3 Things You Must Do With Your Car During Quarantine Period

By the start of the second week of the community quarantine, you would’ve had a list of things to do to to pass the time. We’re pretty sure taking care of your car is at the bottom tier of that list.

Now that your car is parked for most of the time, it’s a good thing to think of all the things you’ve been putting off doing when it comes to car maintenance. Here’s a list of things to do for an overall maintenance of your car during lockdown.

Review your car insurance policy

Check your car insurance coverage. If your policy is about to end, you’ll only need to apply for a new one online and have your new policy delivered to your address when the quarantine is over.

You can also opt for paperless policy and just get an electronic copy you can keep in your smartphone or cloud at all times for easy access. Imagine all the free space in your glovebox.

Check your car condition

If you don’t have an in-home garage, make sure your car is parked at a safe place and use a car cover. Check the tire pressure and turn on the engine for up to five minutes when you can, ideally once a week. When appropriate, drive it around the block so it gets fully warmed up.

Animal damage such as rats gnawing at your car’s electric lines will not be covered by your car insurance, as it will appear as the car has been neglected or unattended for a long time. This is why it’s important to check your car regularly.

If you’re not one of the people exempted from the travel ban, don’t forget to disconnect your car battery as it prevents it from being slowly drained. You’re welcome.

(Read: ‘Payment Holiday’ On Your Loan And Credit Card Explained)

Make your car COVID-free

If you aren’t particular with thoroughly cleaning and disinfecting your car, now is the time to learn how to do it yourself. Since most car wash services are closed right now, you should learn how to properly clean your car from the inside out.

Step 1: Clean

Disinfecting won’t do anything if you haven’t cleaned out your car. It’s time to take out those old, moldy stuff in there, and other items/trash that have been sitting for god-knows-how-long. Assuming, of course, that you are not the OCD type.

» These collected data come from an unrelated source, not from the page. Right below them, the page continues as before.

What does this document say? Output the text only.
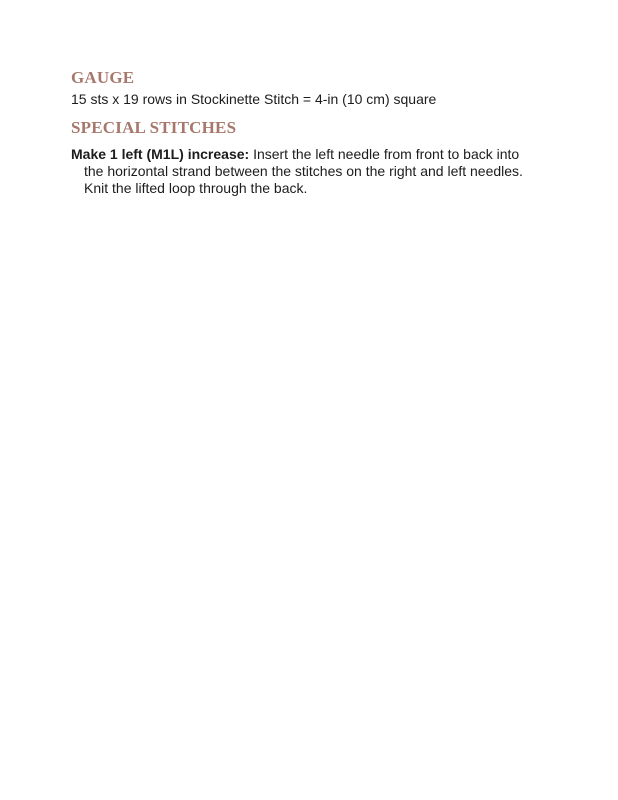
GAUGE

15 sts x 19 rows in Stockinette Stitch = 4-in (10 cm) square

SPECIAL STITCHES

Make 1 left (M1L) increase: Insert the left needle from front to back into
the horizontal strand between the stitches on the right and left needles.
Knit the lifted loop through the back.
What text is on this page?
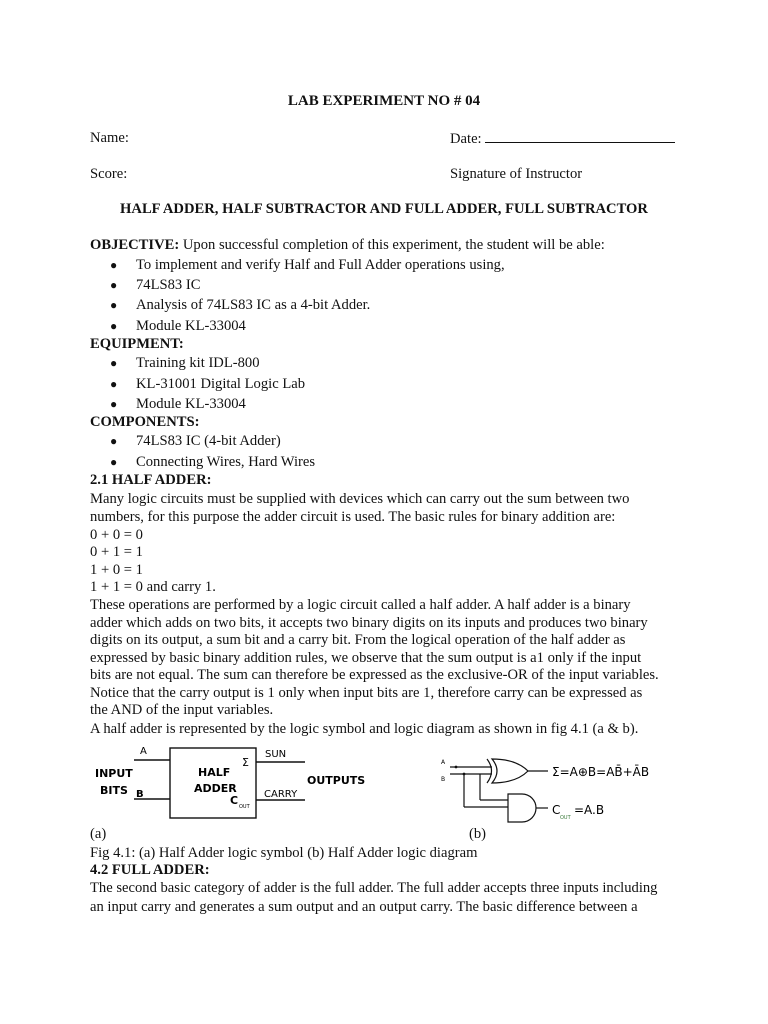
LAB EXPERIMENT NO # 04
Name:	Date:
Score:	Signature of Instructor
HALF ADDER, HALF SUBTRACTOR AND FULL ADDER, FULL SUBTRACTOR
OBJECTIVE: Upon successful completion of this experiment, the student will be able:
● To implement and verify Half and Full Adder operations using,
● 74LS83 IC
● Analysis of 74LS83 IC as a 4-bit Adder.
● Module KL-33004
EQUIPMENT:
● Training kit IDL-800
● KL-31001 Digital Logic Lab
● Module KL-33004
COMPONENTS:
● 74LS83 IC (4-bit Adder)
● Connecting Wires, Hard Wires
2.1 HALF ADDER:
Many logic circuits must be supplied with devices which can carry out the sum between two
numbers, for this purpose the adder circuit is used. The basic rules for binary addition are:
0 + 0 = 0
0 + 1 = 1
1 + 0 = 1
1 + 1 = 0 and carry 1.
These operations are performed by a logic circuit called a half adder. A half adder is a binary
adder which adds on two bits, it accepts two binary digits on its inputs and produces two binary
digits on its output, a sum bit and a carry bit. From the logical operation of the half adder as
expressed by basic binary addition rules, we observe that the sum output is a1 only if the input
bits are not equal. The sum can therefore be expressed as the exclusive-OR of the input variables.
Notice that the carry output is 1 only when input bits are 1, therefore carry can be expressed as
the AND of the input variables.
A half adder is represented by the logic symbol and logic diagram as shown in fig 4.1 (a & b).
INPUT
BITS
A
B
HALF
ADDER
Σ
C OUT
SUN
CARRY
OUTPUTS
A
B
Σ=A⊕B=AB̄+ĀB
C
OUT
=A.B
(a)	(b)
Fig 4.1: (a) Half Adder logic symbol (b) Half Adder logic diagram
4.2 FULL ADDER:
The second basic category of adder is the full adder. The full adder accepts three inputs including
an input carry and generates a sum output and an output carry. The basic difference between a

Ideally, you will need to use a vacuum to really get rid of all the dust and dirt. Otherwise, just check every nook and cranny of your car and brush to get rid of unwanted items.

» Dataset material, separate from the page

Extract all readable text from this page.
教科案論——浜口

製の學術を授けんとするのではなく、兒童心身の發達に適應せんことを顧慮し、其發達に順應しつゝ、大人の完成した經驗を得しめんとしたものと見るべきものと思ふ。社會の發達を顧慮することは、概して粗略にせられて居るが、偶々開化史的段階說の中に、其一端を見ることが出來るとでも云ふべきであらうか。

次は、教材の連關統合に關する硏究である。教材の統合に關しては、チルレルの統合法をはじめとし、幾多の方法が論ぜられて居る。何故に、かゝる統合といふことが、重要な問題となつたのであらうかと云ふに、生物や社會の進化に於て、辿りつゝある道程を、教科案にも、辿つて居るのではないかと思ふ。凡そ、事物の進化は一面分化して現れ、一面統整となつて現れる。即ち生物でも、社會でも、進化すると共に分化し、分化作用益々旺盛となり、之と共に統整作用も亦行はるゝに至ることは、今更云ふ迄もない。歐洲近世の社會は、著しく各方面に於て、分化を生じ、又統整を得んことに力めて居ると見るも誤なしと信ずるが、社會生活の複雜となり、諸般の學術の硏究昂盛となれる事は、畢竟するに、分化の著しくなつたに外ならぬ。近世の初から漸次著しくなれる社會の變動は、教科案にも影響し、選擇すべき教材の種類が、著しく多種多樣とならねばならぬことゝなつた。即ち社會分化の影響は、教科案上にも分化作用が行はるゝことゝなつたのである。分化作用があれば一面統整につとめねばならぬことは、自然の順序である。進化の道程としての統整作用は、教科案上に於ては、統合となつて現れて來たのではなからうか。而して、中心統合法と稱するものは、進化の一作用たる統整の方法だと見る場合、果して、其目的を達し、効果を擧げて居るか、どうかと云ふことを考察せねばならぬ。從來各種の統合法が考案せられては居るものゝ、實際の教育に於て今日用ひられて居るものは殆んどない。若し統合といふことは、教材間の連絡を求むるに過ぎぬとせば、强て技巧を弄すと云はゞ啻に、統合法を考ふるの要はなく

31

See that tiny black hole between your car seats? It’s time to remove all the stuff that has fallen there since you started driving your car.

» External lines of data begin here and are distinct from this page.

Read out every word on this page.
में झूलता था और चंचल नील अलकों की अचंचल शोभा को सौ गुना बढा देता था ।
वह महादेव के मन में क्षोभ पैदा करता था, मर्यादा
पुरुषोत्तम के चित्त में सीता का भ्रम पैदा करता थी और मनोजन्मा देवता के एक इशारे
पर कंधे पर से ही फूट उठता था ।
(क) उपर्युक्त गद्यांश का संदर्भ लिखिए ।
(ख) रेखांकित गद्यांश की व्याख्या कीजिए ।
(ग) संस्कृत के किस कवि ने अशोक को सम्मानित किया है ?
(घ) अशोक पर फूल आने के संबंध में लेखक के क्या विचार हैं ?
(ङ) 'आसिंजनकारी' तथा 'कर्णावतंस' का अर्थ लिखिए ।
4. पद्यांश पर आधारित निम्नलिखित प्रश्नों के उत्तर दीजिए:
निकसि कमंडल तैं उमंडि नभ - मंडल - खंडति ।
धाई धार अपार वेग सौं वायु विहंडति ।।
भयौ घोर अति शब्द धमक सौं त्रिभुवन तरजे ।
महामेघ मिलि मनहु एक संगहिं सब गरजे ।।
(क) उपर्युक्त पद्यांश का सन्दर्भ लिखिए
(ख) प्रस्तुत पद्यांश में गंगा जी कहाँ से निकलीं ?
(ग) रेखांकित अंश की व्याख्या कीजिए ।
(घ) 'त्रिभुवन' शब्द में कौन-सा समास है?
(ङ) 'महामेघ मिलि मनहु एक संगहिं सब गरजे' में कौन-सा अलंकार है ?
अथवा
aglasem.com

Step 2: Sanitize common touch points

Take note of these commonly touched car surfaces and thoroughly clean before you disinfect them:

  • Door handles
  • Steering wheel
  • Rearview mirror
  • Shifter
  • Control buttons
  • Armrests
  • Leather seats
  • Carpets

Since your hands are mostly in contact with these portions of the car, it’s prudent to start thoroughly cleaning them. Although COVID-19 won’t survive long enough in inoragnic material, you don’t want to take your chances.

Step 3: Disinfect

Now this is the more painstaking part of cleaning your car. Use proper cleaning and disinfecting practices and follow the US Center for Biocide Chemistries’ Novel Coronavirus (COVID-19)—Fighting Products List. Products available in the Philippines are Lysol, Purell, Sanicare, and Clorox.

Do not use bleach or peroxide-based cleaners because it can cause damage to your car’s surfaces, especially the leather seats. To start cleaning, use a microfiber towel and spray it with laundry soap and water and wipe off the moisture.

Don’t soak the cloth in soap as it creates suds and might cause your upholstery to accumulate moisture for mold growth. Once you’ve cleaned all surfaces, you can then disinfect by spraying a cloth with alcohol. You can also opt for a disinfectant spray to thoroughly sanitize your car.

Although you won’t be able to drive your car during these times, it’s best that you are mindful of its condition.